The US small arms market will sell $3,985,000,000 worth of firearms in 2020: the future tense in French

The Crystal Ball, by John William Waterhouse. La boule de cristal, in French. Picture attribution: John William Waterhouse [Public domain], via Wikimedia Commons
I’ve been reading predictions about the United States and France in 2020.  The Euromonitor International website says that the US had the largest economy in the world in 2010, but will have slipped to #2 (behind China) in 2020; it says that France had the 7th-largest economy in 2010, but will have been displaced by Brazil to drop to #8 by 2020.  According to the Congressional Research Service, France got 10.3% of its energy from renewable sources in 2005, and has a target of 23% by 2020. thinks that the US small arms market will sell $3,985,000,000 worth of firearms in 2020, and that the total population of France (currently 64.21 million) will be 65.7 million.  (The US should be a bit above 330 million.) Americans are projected to eat 5,404 metric tons of cheese in 2020; cut me off before I could get the relevant numbers for France, but revenues from cheese sales in France last year should have been about $37.71 billion.

Talking about any of these predictions requires that we be able to use the future tense.  And, there’s no time like the present to talk about the future, right?

For starters, let’s look at the inflection of a regular verb or two.
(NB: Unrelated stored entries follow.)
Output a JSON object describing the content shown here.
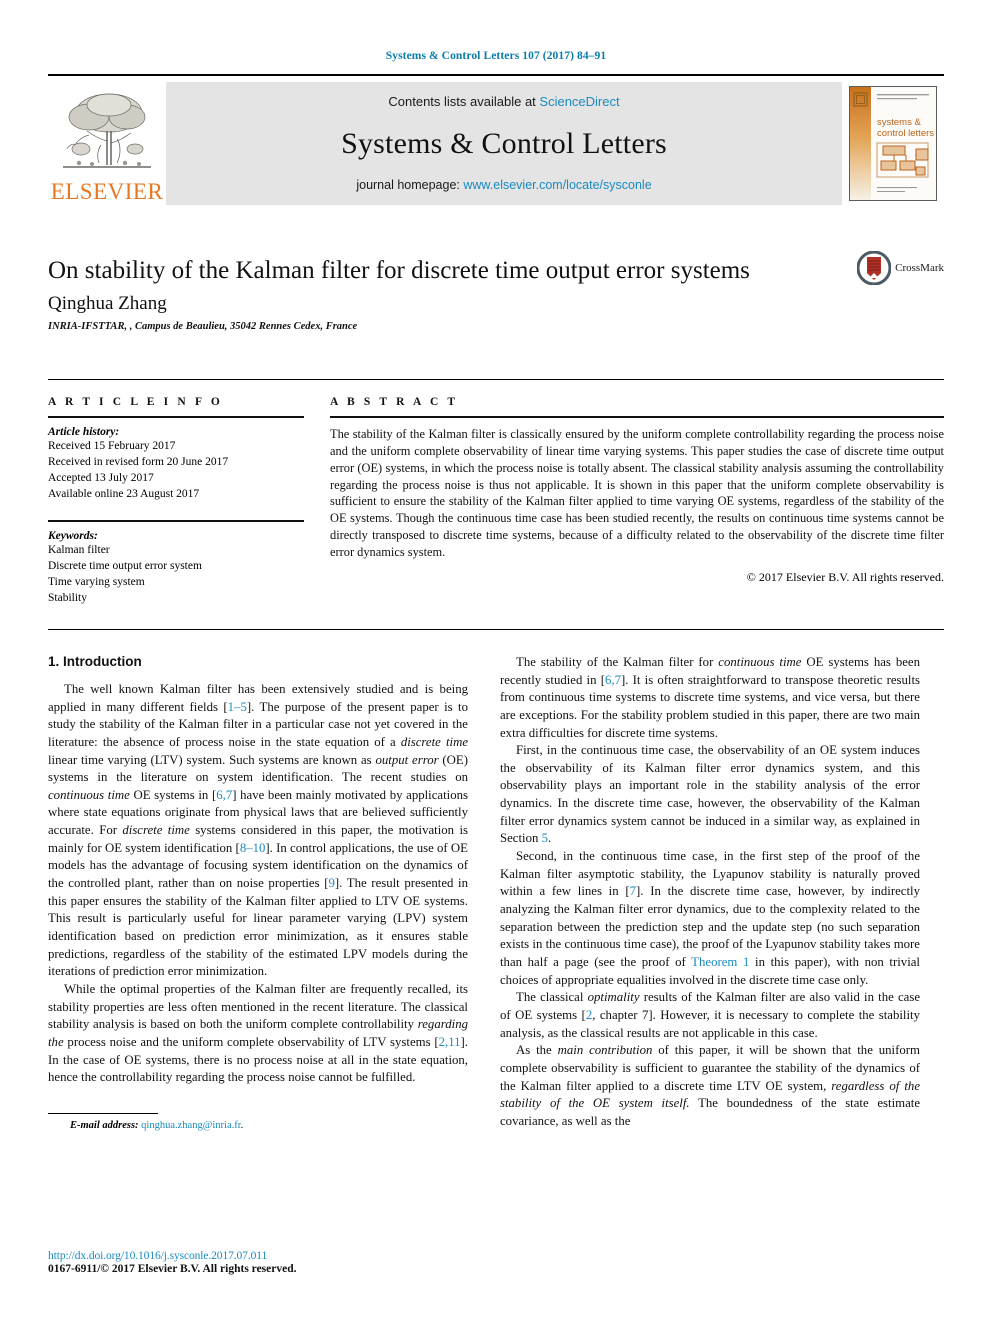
{
  "running_head": "Systems & Control Letters 107 (2017) 84–91",
  "masthead": {
    "publisher_name": "ELSEVIER",
    "contents_prefix": "Contents lists available at ",
    "contents_link": "ScienceDirect",
    "journal_title": "Systems & Control Letters",
    "homepage_prefix": "journal homepage: ",
    "homepage_link": "www.elsevier.com/locate/sysconle",
    "cover_title_line1": "systems &",
    "cover_title_line2": "control letters"
  },
  "article": {
    "title": "On stability of the Kalman filter for discrete time output error systems",
    "author": "Qinghua Zhang",
    "affiliation": "INRIA-IFSTTAR, , Campus de Beaulieu, 35042 Rennes Cedex, France",
    "crossmark_label": "CrossMark"
  },
  "info": {
    "heading": "A R T I C L E   I N F O",
    "history_label": "Article history:",
    "history": [
      "Received 15 February 2017",
      "Received in revised form 20 June 2017",
      "Accepted 13 July 2017",
      "Available online 23 August 2017"
    ],
    "keywords_label": "Keywords:",
    "keywords": [
      "Kalman filter",
      "Discrete time output error system",
      "Time varying system",
      "Stability"
    ]
  },
  "abstract": {
    "heading": "A B S T R A C T",
    "text": "The stability of the Kalman filter is classically ensured by the uniform complete controllability regarding the process noise and the uniform complete observability of linear time varying systems. This paper studies the case of discrete time output error (OE) systems, in which the process noise is totally absent. The classical stability analysis assuming the controllability regarding the process noise is thus not applicable. It is shown in this paper that the uniform complete observability is sufficient to ensure the stability of the Kalman filter applied to time varying OE systems, regardless of the stability of the OE systems. Though the continuous time case has been studied recently, the results on continuous time systems cannot be directly transposed to discrete time systems, because of a difficulty related to the observability of the discrete time filter error dynamics system.",
    "copyright": "© 2017 Elsevier B.V. All rights reserved."
  },
  "body": {
    "section_title": "1. Introduction",
    "left_paragraphs": [
      {
        "parts": [
          {
            "t": "The well known Kalman filter has been extensively studied and is being applied in many different fields ["
          },
          {
            "t": "1–5",
            "style": "link"
          },
          {
            "t": "]. The purpose of the present paper is to study the stability of the Kalman filter in a particular case not yet covered in the literature: the absence of process noise in the state equation of a "
          },
          {
            "t": "discrete time",
            "style": "italic"
          },
          {
            "t": " linear time varying (LTV) system. Such systems are known as "
          },
          {
            "t": "output error",
            "style": "italic"
          },
          {
            "t": " (OE) systems in the literature on system identification. The recent studies on "
          },
          {
            "t": "continuous time",
            "style": "italic"
          },
          {
            "t": " OE systems in ["
          },
          {
            "t": "6,7",
            "style": "link"
          },
          {
            "t": "] have been mainly motivated by applications where state equations originate from physical laws that are believed sufficiently accurate. For "
          },
          {
            "t": "discrete time",
            "style": "italic"
          },
          {
            "t": " systems considered in this paper, the motivation is mainly for OE system identification ["
          },
          {
            "t": "8–10",
            "style": "link"
          },
          {
            "t": "]. In control applications, the use of OE models has the advantage of focusing system identification on the dynamics of the controlled plant, rather than on noise properties ["
          },
          {
            "t": "9",
            "style": "link"
          },
          {
            "t": "]. The result presented in this paper ensures the stability of the Kalman filter applied to LTV OE systems. This result is particularly useful for linear parameter varying (LPV) system identification based on prediction error minimization, as it ensures stable predictions, regardless of the stability of the estimated LPV models during the iterations of prediction error minimization."
          }
        ]
      },
      {
        "parts": [
          {
            "t": "While the optimal properties of the Kalman filter are frequently recalled, its stability properties are less often mentioned in the recent literature. The classical stability analysis is based on both the uniform complete controllability "
          },
          {
            "t": "regarding the",
            "style": "italic"
          },
          {
            "t": " process noise and the uniform complete observability of LTV systems ["
          },
          {
            "t": "2,11",
            "style": "link"
          },
          {
            "t": "]. In the case of OE systems, there is no process noise at all in the state equation, hence the controllability regarding the process noise cannot be fulfilled."
          }
        ]
      }
    ],
    "right_paragraphs": [
      {
        "parts": [
          {
            "t": "The stability of the Kalman filter for "
          },
          {
            "t": "continuous time",
            "style": "italic"
          },
          {
            "t": " OE systems has been recently studied in ["
          },
          {
            "t": "6,7",
            "style": "link"
          },
          {
            "t": "]. It is often straightforward to transpose theoretic results from continuous time systems to discrete time systems, and vice versa, but there are exceptions. For the stability problem studied in this paper, there are two main extra difficulties for discrete time systems."
          }
        ]
      },
      {
        "parts": [
          {
            "t": "First, in the continuous time case, the observability of an OE system induces the observability of its Kalman filter error dynamics system, and this observability plays an important role in the stability analysis of the error dynamics. In the discrete time case, however, the observability of the Kalman filter error dynamics system cannot be induced in a similar way, as explained in Section "
          },
          {
            "t": "5",
            "style": "link"
          },
          {
            "t": "."
          }
        ]
      },
      {
        "parts": [
          {
            "t": "Second, in the continuous time case, in the first step of the proof of the Kalman filter asymptotic stability, the Lyapunov stability is naturally proved within a few lines in ["
          },
          {
            "t": "7",
            "style": "link"
          },
          {
            "t": "]. In the discrete time case, however, by indirectly analyzing the Kalman filter error dynamics, due to the complexity related to the separation between the prediction step and the update step (no such separation exists in the continuous time case), the proof of the Lyapunov stability takes more than half a page (see the proof of "
          },
          {
            "t": "Theorem 1",
            "style": "link"
          },
          {
            "t": " in this paper), with non trivial choices of appropriate equalities involved in the discrete time case only."
          }
        ]
      },
      {
        "parts": [
          {
            "t": "The classical "
          },
          {
            "t": "optimality",
            "style": "italic"
          },
          {
            "t": " results of the Kalman filter are also valid in the case of OE systems ["
          },
          {
            "t": "2",
            "style": "link"
          },
          {
            "t": ", chapter 7]. However, it is necessary to complete the stability analysis, as the classical results are not applicable in this case."
          }
        ]
      },
      {
        "parts": [
          {
            "t": "As the "
          },
          {
            "t": "main contribution",
            "style": "italic"
          },
          {
            "t": " of this paper, it will be shown that the uniform complete observability is sufficient to guarantee the stability of the dynamics of the Kalman filter applied to a discrete time LTV OE system, "
          },
          {
            "t": "regardless of the stability of the OE system itself.",
            "style": "italic"
          },
          {
            "t": " The boundedness of the state estimate covariance, as well as the"
          }
        ]
      }
    ]
  },
  "footnote": {
    "label": "E-mail address:",
    "email": "qinghua.zhang@inria.fr",
    "trailing": "."
  },
  "footer": {
    "doi": "http://dx.doi.org/10.1016/j.sysconle.2017.07.011",
    "issn": "0167-6911/© 2017 Elsevier B.V. All rights reserved."
  },
  "colors": {
    "link": "#1a8ac0",
    "elsevier_orange": "#e87722",
    "band": "#e4e4e4"
  }
}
Well: three… We’re going to concentrate on the particular future tense called simply the futur, as opposed to the futur proche.  As the French Crazy web site explains it: while the futur proche or “near future” tense (the one formed with the verb aller) is used to refer to “events that are certain to occur and are happening relatively soon”, the futur “is used to talk about more general or distant future events. These events are slightly more uncertain because the amount of time needed to elapse is greater than the near future.”  Here is the paradigm for the futur.  I recommend that you listen to the pronunciations of even the regular -er verbs on the Tex’s French Grammar web site. For your convenience, I’m going to use the same examples as Tex:

nager (to swim) réfléchir (to think) rendre (to give back)
je  nagerai  réfléchirai rendrai
tu  nageras  réfléchiras  rendras
on  nagera  réfléchira  rendra
nous  nagerons  réfléchirons  rendrons
vous  nagerez  réfléchirez  rendrez
ils/elles  nageront  réfléchiront  rendront

It’s way too easy to confuse the future with the conditional, and we’re going to need both of them to form the compound tenses that we’ve been talking about lately, so let’s look at the potential points of confusion between the two.
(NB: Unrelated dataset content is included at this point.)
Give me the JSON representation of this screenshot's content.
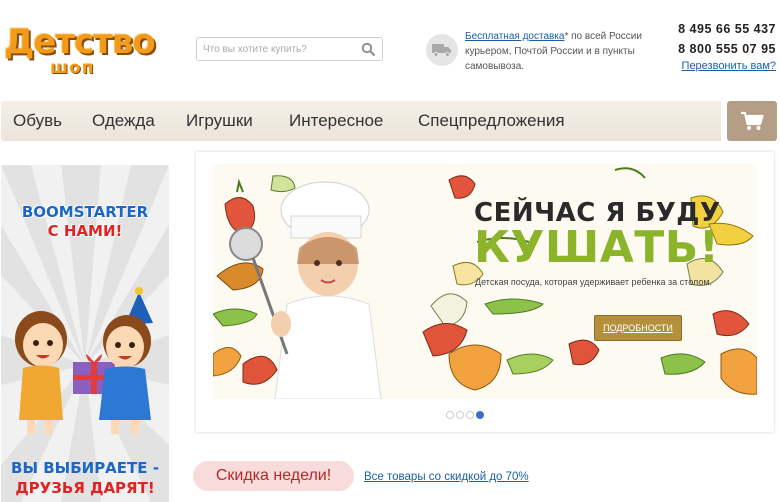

The potential problem comes from the fact that both the futur and the conditionnel maintain the r sound of the infinitive.  One of the linguist’s best approaches to everything is to look at “minimal contrasts,” so let’s try that.

In the first person singular (je), the futur and the conditionnel sound the same.  This screws me up constantly when I’m listening to someone else.  In writing, though, they are differentiated by the presence of a (silent) s in the conditional:

nager (to swim) réfléchir (to think) rendre (to give back)
Future je nagerai je réfléchirai je rendrai
Conditional je nagerais je réfléchirais je rendrais

The tu and on (first person singular informal and third person singular) inflections are not very confusable, but the nous (first person plural) inflections are.  Here the difference is that the conditional has an i:

nager (to swim) réfléchir (to think) rendre (to give back)
Future nous nagerons nous réfléchirons nous rendrons
Conditional nous nagerions nous réfléchirions nous rendrions

There’s a similar “minimal contrast” in the vous (second person singular formal or second person plural) inflections:

nager (to swim) réfléchir (to think) rendre (to give back)
Future vous nagerez vous réfléchirez vous rendrez
Conditional vous nageriez vous réfléchiriez vous rendriez

The ils/elles (third person plural) forms are pretty distinct, so we’ll skip those, too.

There are tons of verbs that are irregular in the future, so we’ll come back to the future in a future post.  (Sorry.)  There are also a number of differences in when the future tense versus the present tense get used in English versus French, and we’ll come back to those, too.  In the meantime: I’m going to have a cup of coffee.  (How many different ways have I formed the English future tense in this paragraph?)